In the event that South Africa does not detain Putin during his planned visit, it is highly likely that there will be broader implications on both a domestic and international scale. South Africa’s constitution states that the government must follow court orders, which includes those of the ICC. To go against its own constitution would demonstrate to its citizens that the government is willing to ignore the laws on which its civil society is based, posing a wider threat to South Africa’s democracy and the legitimacy of its institutions. It may also turn many citizens against the ANC if they are seen to be so openly sided with Russia, which could be critical for the party in the lead up to the country’s general elections in 2024.
Internationally, it would no doubt lead to widespread criticism of South Africa by the West and strain existing relations. Since most of South Africa’s crucial trade partners belong to the Western bloc, any tension in these ties could lead to a reluctance to maintain positive connections. Additionally, it could imply that South Africa prioritises its loyalty to Russia over its alliance with the West, which could fuel distrust and isolate South Africa.

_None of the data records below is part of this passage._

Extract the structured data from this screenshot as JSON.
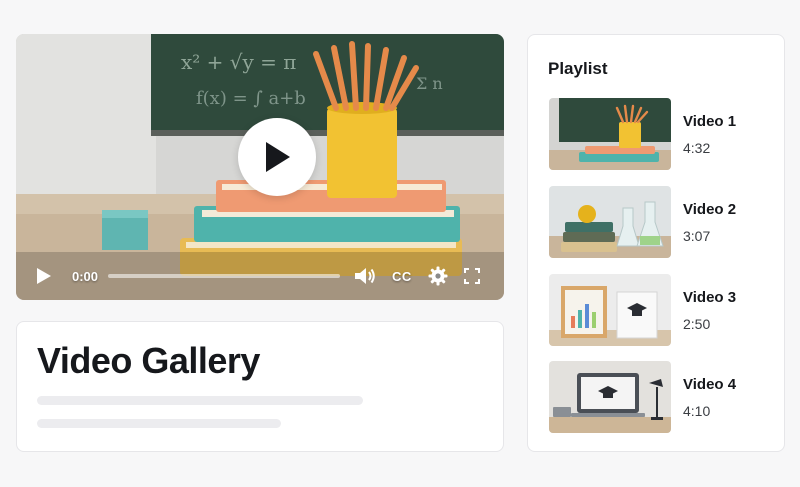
{
  "player": {
    "current_time": "0:00",
    "cc_label": "CC",
    "progress": 0.0
  },
  "info": {
    "title": "Video Gallery"
  },
  "playlist": {
    "heading": "Playlist",
    "items": [
      {
        "title": "Video 1",
        "duration": "4:32"
      },
      {
        "title": "Video 2",
        "duration": "3:07"
      },
      {
        "title": "Video 3",
        "duration": "2:50"
      },
      {
        "title": "Video 4",
        "duration": "4:10"
      }
    ]
  },
  "icons": {
    "big_play": "play-icon",
    "play": "play-icon",
    "volume": "volume-icon",
    "settings": "gear-icon",
    "fullscreen": "fullscreen-icon"
  }
}
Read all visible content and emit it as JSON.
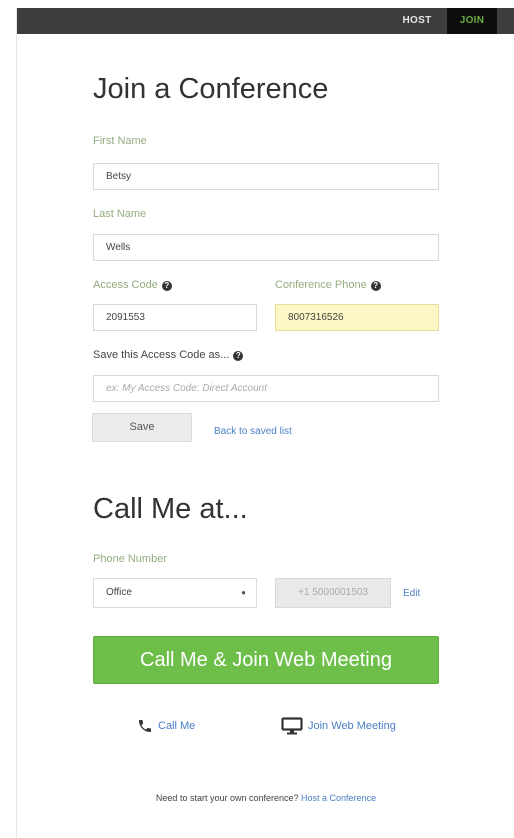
{
  "topbar": {
    "host_tab": "HOST",
    "join_tab": "JOIN"
  },
  "join": {
    "title": "Join a Conference",
    "first_name": {
      "label": "First Name",
      "value": "Betsy"
    },
    "last_name": {
      "label": "Last Name",
      "value": "Wells"
    },
    "access_code": {
      "label": "Access Code",
      "value": "2091553"
    },
    "conference_phone": {
      "label": "Conference Phone",
      "value": "8007316526"
    },
    "save_as": {
      "label": "Save this Access Code as...",
      "placeholder": "ex: My Access Code: Direct Account"
    },
    "save_button": "Save",
    "back_link": "Back to saved list"
  },
  "call_me": {
    "title": "Call Me at...",
    "phone_label": "Phone Number",
    "phone_type_selected": "Office",
    "phone_value": "+1 5000001503",
    "edit_link": "Edit",
    "join_button": "Call Me & Join Web Meeting",
    "call_me_link": "Call Me",
    "join_web_link": "Join Web Meeting"
  },
  "footer": {
    "text": "Need to start your own conference?",
    "link": "Host a Conference"
  },
  "colors": {
    "accent_green": "#6ebe4a",
    "link_blue": "#4a7fc4",
    "topbar": "#3d3d3d"
  }
}
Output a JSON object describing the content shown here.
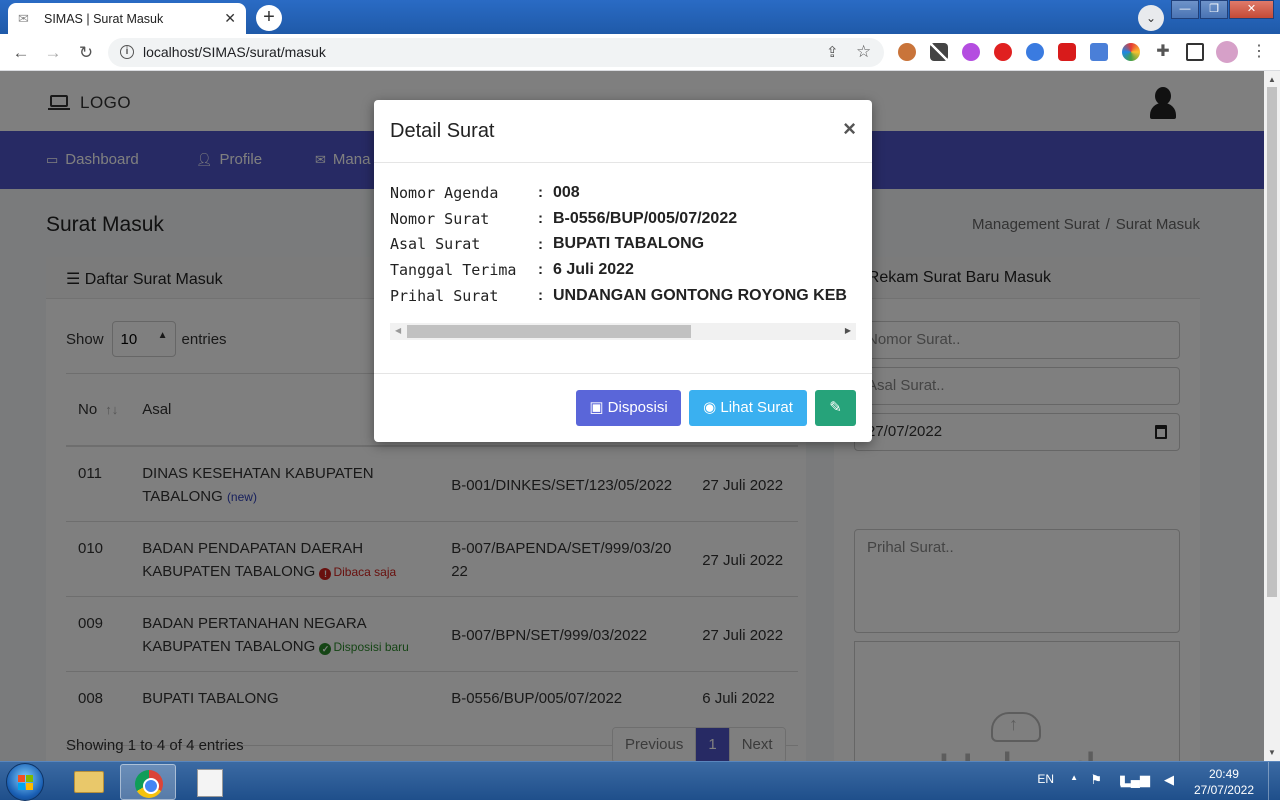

Furthermore, if a member state consistently disregards the ICC’s directives, it may weaken the organisation’s authority, suggesting that it lacks any real influence over its members. The decision would demonstrate to the world that there is no tangible deterrent for states or other actors to carry out war crimes such as those executed by Putin. Overall, this presents a concerning future for the current international order and the ICC’s ability to uphold peace and justice on an international level.
Conclusion
Although South Africa has so far managed to remain neutral on the Ukraine war, this will likely be challenged come August. Addressing Putin’s impending visit, a spokesman for Ramaphosa acknowledged that South Africa is “as the government, cognisant of our legal obligation…however, between now and the summit we will remain engaged with various relevant stakeholders,” highlighting their desire to remain neutral.
Ultimately, South Africa is confronted with a crucial choice that has the potential to greatly affect its standing in the global community and its reputation on a global scale.